Il y a présentement une véritable campagne de désinformation par les syndicats de la fonction publique qui vise à nous faire croire que les services fournis par le gouvernement sont supérieurs et moins coûteux que ceux fournis par le privé. Juste au cas où vous seriez tentés d’avaler ces salades, considérez ceci:

La seule raison d’être d’une compagnie privée est de servir ses clients car ils sont sa seule source de revenu. Ce qui veut dire qu’une compagnie privée a tout intérêt à fournir le meilleur service possible au meilleur prix. Par contraste, les agences du gouvernement et les sociétés d’état ont une autre source de revenus quasi-intarissable que sont les taxes. En bref ces organismes ont un moins grand incitatif à servir la clientèle . Ce n’est pas une question qu’il y a des meilleurs gens qui travaillent pour le privé ou des pires gens qui travaillent pour le public, mais que la structure des incitatifs est différente.

La plupart des employés essaieront de plaire à leur patron afin d’avoir un revenu. Gagner à la loterie révèle assez bien l’attitude que les gens ont envers leur travail et leur patron. Les organismes publics ont gagné la loterie, si on puis dire, et donc ne traitent pas le client comme étant la fin première de leur raison d’être, mais plutôt comme une nuisance qui trouble la paix de leur journée. De plus, les agences gouvernementales jouissent toujours d’un monopole et n’ont pas à craindre de perdre leurs clients comme une entreprise privée dans un marché libre.

Un très bon exemple de ça est lorsque la SAQ a cessé d’offrir des sacs de plastique à ses clients. Pendant que le restant des commerces font au moins l’effort de fournir des sacs de plastiques aux clients à un prix modique, au cas où ils auraient oublié leurs propres sacs réutilisables, la SAQ persiste à forcer ses clients à transporter leurs bouteilles dans leur mains s’ils ont oublié d’apporter leur propre sac. Sans oublier que leurs prix sont plus élevés que partout en Amérique du Nord. Il n’y a qu’un monopole avec une clientèle captive qui puisse se permettre de se foutre de la gueule de ses clients comme ça. Et seuls les agences gouvernementales et les sociétés d’état jouissent d’un tel monopole.

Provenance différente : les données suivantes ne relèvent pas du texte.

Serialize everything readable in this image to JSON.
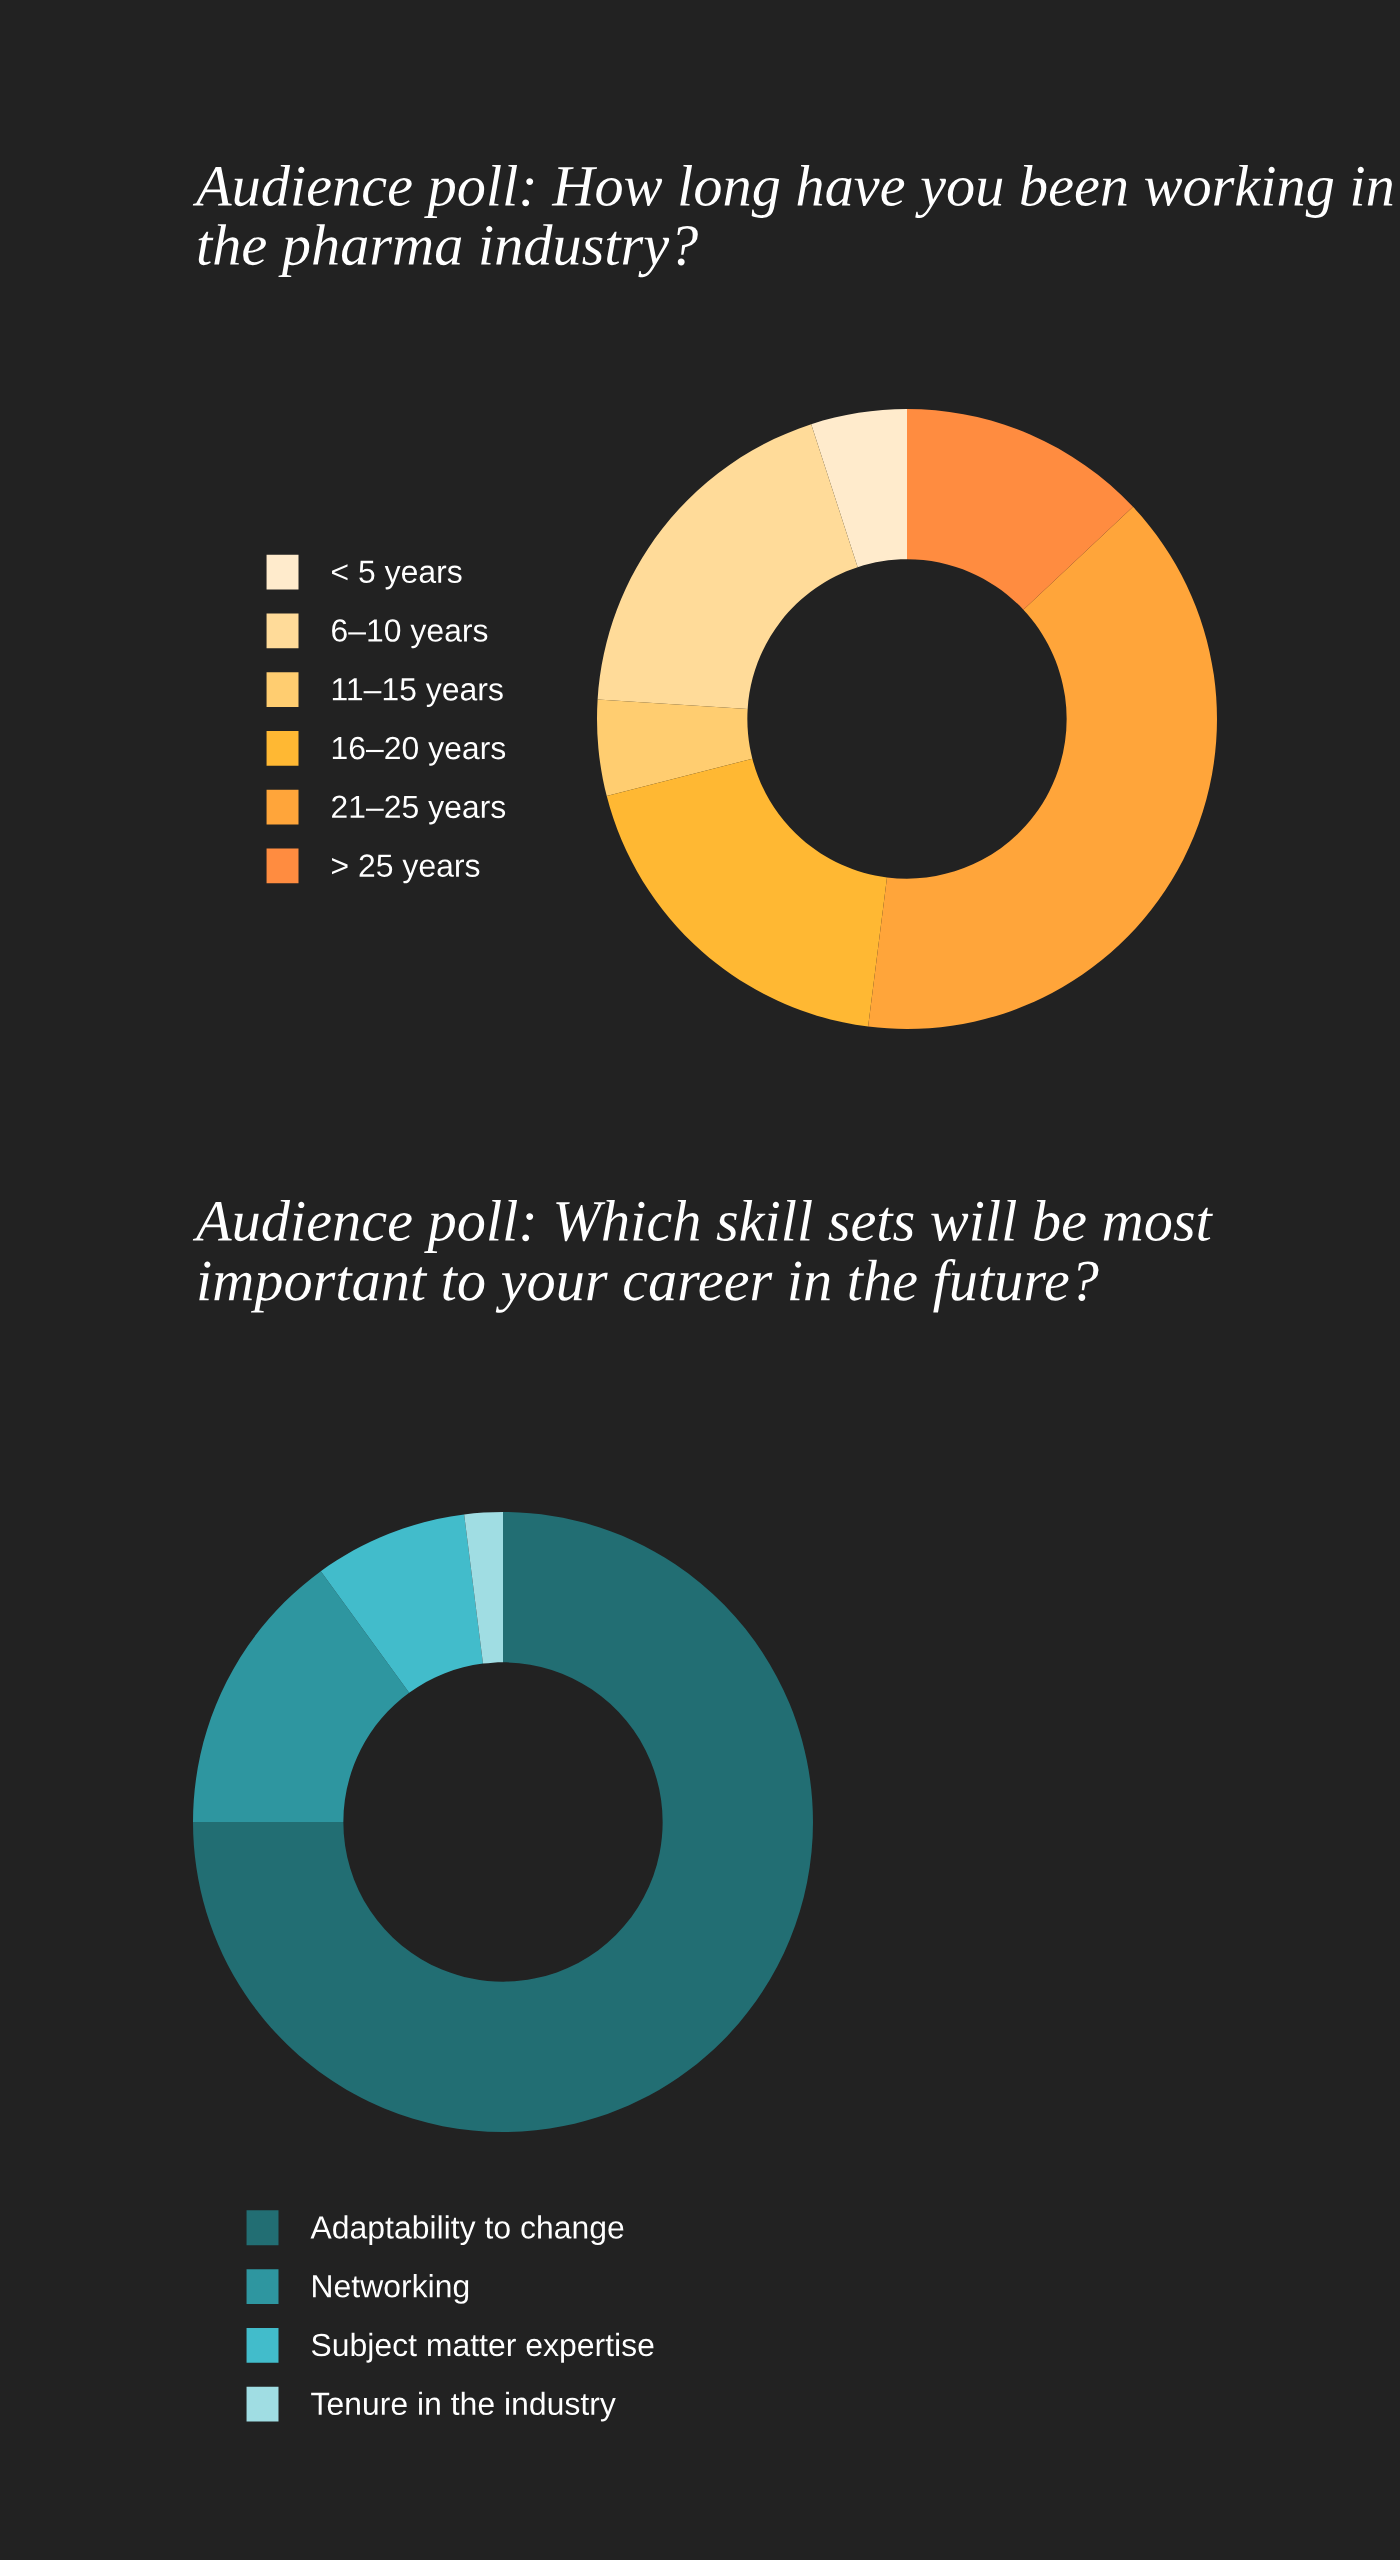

Pendant le temps des fêtes, alors que tous les commerces se battent pour attirer la clientèle, la société canadienne des postes s’efforce de nous dire de poster tôt, parce qu’il ne faudrait surtout pas qu’ils haussent leur productivité pour satisfaire l’achalandage additionnel que cause Noël.

La maxime du commerce privé est « le client a toujours raison ». Avez-vous déjà entendu dire « le contribuable a toujours raison » ou « l’électeur a toujours raison » dans les services publics?

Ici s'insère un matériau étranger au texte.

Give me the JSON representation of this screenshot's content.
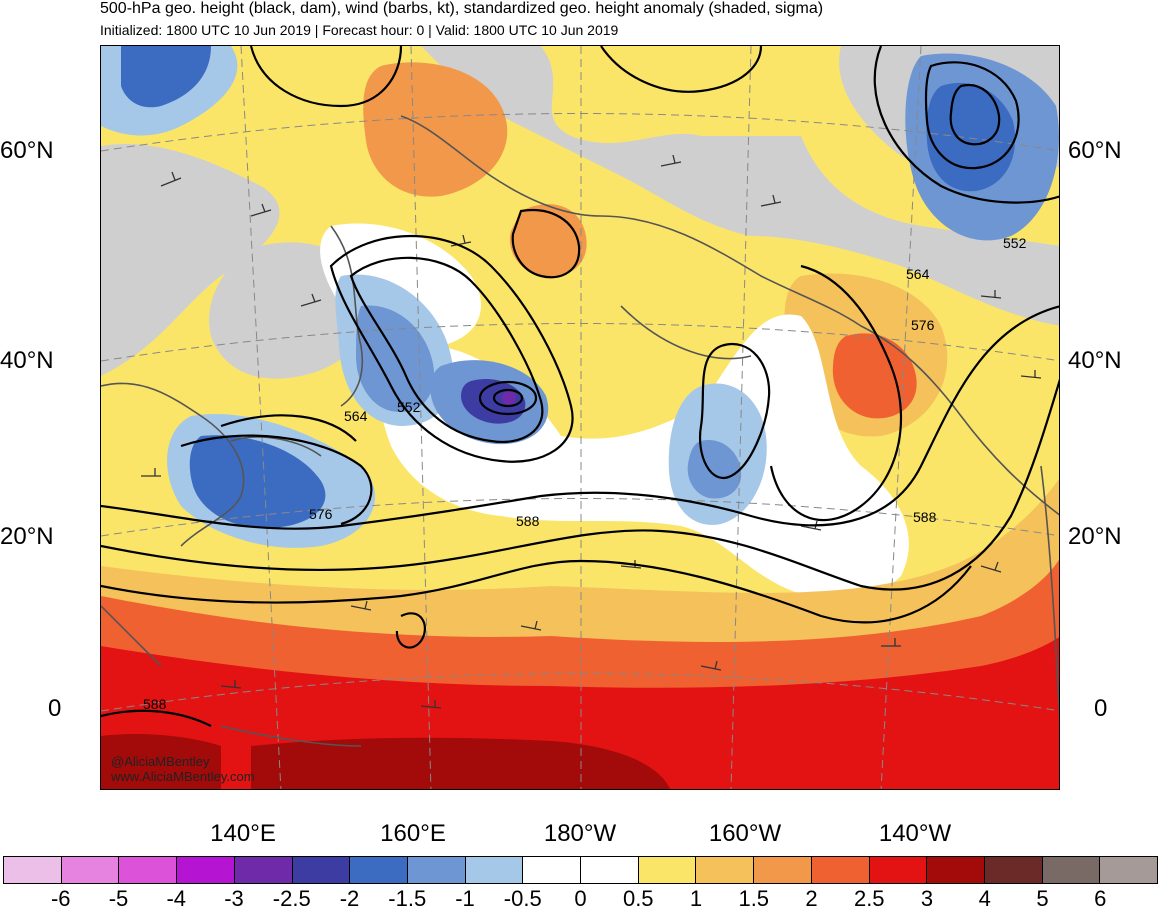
{
  "title": "500-hPa geo. height (black, dam), wind (barbs, kt), standardized geo. height anomaly (shaded, sigma)",
  "subtitle": "Initialized: 1800 UTC 10 Jun 2019 | Forecast hour: 0 | Valid: 1800 UTC 10 Jun 2019",
  "lat_labels": [
    "60°N",
    "40°N",
    "20°N",
    "0"
  ],
  "lon_labels": [
    "140°E",
    "160°E",
    "180°W",
    "160°W",
    "140°W"
  ],
  "contour_labels": {
    "c564w": "564",
    "c552w": "552",
    "c576w": "576",
    "c588c": "588",
    "c588e": "588",
    "c564e": "564",
    "c576e": "576",
    "c552ne": "552",
    "c588sw": "588"
  },
  "credit": {
    "handle": "@AliciaMBentley",
    "site": "www.AliciaMBentley.com"
  },
  "colorbar": {
    "colors": [
      "#ebbfe8",
      "#e683e0",
      "#dc52d8",
      "#b514d2",
      "#6e2aa8",
      "#3c3ca2",
      "#3c6cc1",
      "#6e96d2",
      "#a6c8e8",
      "#ffffff",
      "#ffffff",
      "#fbe569",
      "#f5c15a",
      "#f2984a",
      "#ef6131",
      "#e41313",
      "#a30a0a",
      "#6b2a28",
      "#7a6a66",
      "#a59a97"
    ],
    "labels": [
      "-6",
      "-5",
      "-4",
      "-3",
      "-2.5",
      "-2",
      "-1.5",
      "-1",
      "-0.5",
      "0",
      "0.5",
      "1",
      "1.5",
      "2",
      "2.5",
      "3",
      "4",
      "5",
      "6"
    ]
  },
  "colors": {
    "land_gray": "#cfcfcf",
    "coast": "#555555",
    "contour": "#000000"
  }
}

Il y a en fait cinq différences majeures entre le public et le privé dans la prestation de biens et services. D’abord, la relation entre une entreprise privée et ses clients est une relation volontaire. Celle entre les agences gouvernementales et leurs clientèle est une relation forcée. Cette différence fait toute la différence du monde pour la satisfaction de la clientèle.

Deuxièmement, il existe une représentativité de la clientèle dans les biens et services fournis au privé. Si 10% des client désirent des autos vertes, vous pouvez être assurés qu’il y aura au moins 10% d’autos vertes sur le marché. Par contraste, avec le gouvernement c’est tout ou rien. Soit nous avons un système de santé universel et financé par les impôts, ou nous n’avons rien. Peu importe nos préférences.

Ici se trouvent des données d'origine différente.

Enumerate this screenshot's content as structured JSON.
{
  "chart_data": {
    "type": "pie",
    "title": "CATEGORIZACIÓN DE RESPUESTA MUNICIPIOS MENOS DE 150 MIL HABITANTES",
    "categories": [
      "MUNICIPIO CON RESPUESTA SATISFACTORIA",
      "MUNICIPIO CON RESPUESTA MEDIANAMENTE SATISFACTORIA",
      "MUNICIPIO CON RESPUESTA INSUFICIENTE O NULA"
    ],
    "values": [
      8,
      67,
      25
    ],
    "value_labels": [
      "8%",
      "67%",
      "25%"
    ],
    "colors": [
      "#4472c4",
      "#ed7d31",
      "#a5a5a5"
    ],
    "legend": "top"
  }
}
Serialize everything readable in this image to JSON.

Troisièmement, dans le marché privé nous avons pleins de choix disponibles. Ce n’est pas parce que vous avez acheté votre frigo chez Sears que vous devez aussi y acheter votre laveuse-sécheuse. Par contre, du côté du gouvernement, nous avons seulement le choix entre les politiques socio-démocrates des libéraux et celles des péquistes.

Quatrièmement, le choix au privé est continuel. Si vous n’aimez plus votre auto, vous la vendez et vous en achetez une autre. Vous trouvez que le détergent que vous avez acheté la semaine dernière ne lave pas assez blanc, vous n’avez qu’à acheter une autre marque la semaine suivante. Essayez de dispenser des services du gouvernement pour voir. Êtes-vous tannés de Charest? Quatre autres années!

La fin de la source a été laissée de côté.